Galen refers to those who travel in great cold and whose feet are frozen. Numbness by compression exists too, but is close to numbness with cold. Here, Galen is close to the tradition of Theophrastus' conception on hibernation. Numbness due to torpedo is explained by cold. Galen makes us think torpedo's power is due to a cooling faculty that explains its pathogenic action. This justifies, as we saw it, its therapeutic usage.
But what about the modalities of transmission? Does the extreme power of torpedo explain it? Why does not Galen apply explicitly his model on light transmission that he discussed at length? We may give several reasons. The question of qualitative transmission is raised in the field of nervous transmission. A first reason is that no animal is invoked to understand the nervous phenomenon. The two favourite examples are those of sun and magnet. Was torpedo too low level an example to illustrate the hegemonic centre, the soul?

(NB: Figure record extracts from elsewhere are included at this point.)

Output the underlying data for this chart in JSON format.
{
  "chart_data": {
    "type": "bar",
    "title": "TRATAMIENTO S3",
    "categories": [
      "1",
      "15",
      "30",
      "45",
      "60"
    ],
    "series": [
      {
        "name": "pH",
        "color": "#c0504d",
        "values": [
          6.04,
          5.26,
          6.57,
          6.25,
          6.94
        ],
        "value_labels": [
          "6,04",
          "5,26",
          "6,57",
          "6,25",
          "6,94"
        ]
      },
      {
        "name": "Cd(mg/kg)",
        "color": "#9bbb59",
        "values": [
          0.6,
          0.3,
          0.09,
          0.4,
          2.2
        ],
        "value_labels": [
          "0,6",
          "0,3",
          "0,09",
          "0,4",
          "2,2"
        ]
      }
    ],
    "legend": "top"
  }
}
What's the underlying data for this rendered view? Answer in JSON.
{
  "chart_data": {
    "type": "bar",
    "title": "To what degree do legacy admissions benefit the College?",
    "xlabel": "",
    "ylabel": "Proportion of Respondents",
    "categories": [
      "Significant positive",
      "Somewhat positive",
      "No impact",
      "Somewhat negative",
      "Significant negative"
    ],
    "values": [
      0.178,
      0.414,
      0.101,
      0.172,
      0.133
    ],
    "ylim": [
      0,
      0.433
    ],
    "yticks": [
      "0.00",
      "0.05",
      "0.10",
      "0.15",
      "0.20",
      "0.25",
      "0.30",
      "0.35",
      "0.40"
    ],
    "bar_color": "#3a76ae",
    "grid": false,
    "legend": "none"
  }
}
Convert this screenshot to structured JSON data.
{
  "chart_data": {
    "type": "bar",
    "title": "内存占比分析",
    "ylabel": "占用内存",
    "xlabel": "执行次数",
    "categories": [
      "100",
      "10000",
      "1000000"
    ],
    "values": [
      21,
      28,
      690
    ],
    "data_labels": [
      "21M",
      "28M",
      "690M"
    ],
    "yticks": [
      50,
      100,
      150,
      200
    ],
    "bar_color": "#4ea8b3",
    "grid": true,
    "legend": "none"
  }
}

This is what is implied by the use of torpedo in the field of toxicology, where it appears together with spider and scorpion. The second reason is precisely the interest devoted to venoms and poisons in ancient Rome, to the questions on substance and quality, to effects more spectacular than nervous transmission. The texts on narcosis favour this view. Lastly, one could think the answer was already known. The ‘cooling faculty’ acting on nerves and nervous bodies seems appropriate to explain the narcosis effect of torpedo, the same way as that of vegetal or mineral drugs enriching important pharmacological speculations in those times. Torpedo went on as a lasting enigma between the fields of physiology, pathology, toxicology and pharmacology, as it played the role of a model in qualitative transmission. But its power put it on the side of pharmacology. The obvious framework that we studied and the availability of specific answers on torpedo's power prevented further enquiries into the physiology of nervous transmission. However, these brilliant hypotheses were finally forgotten.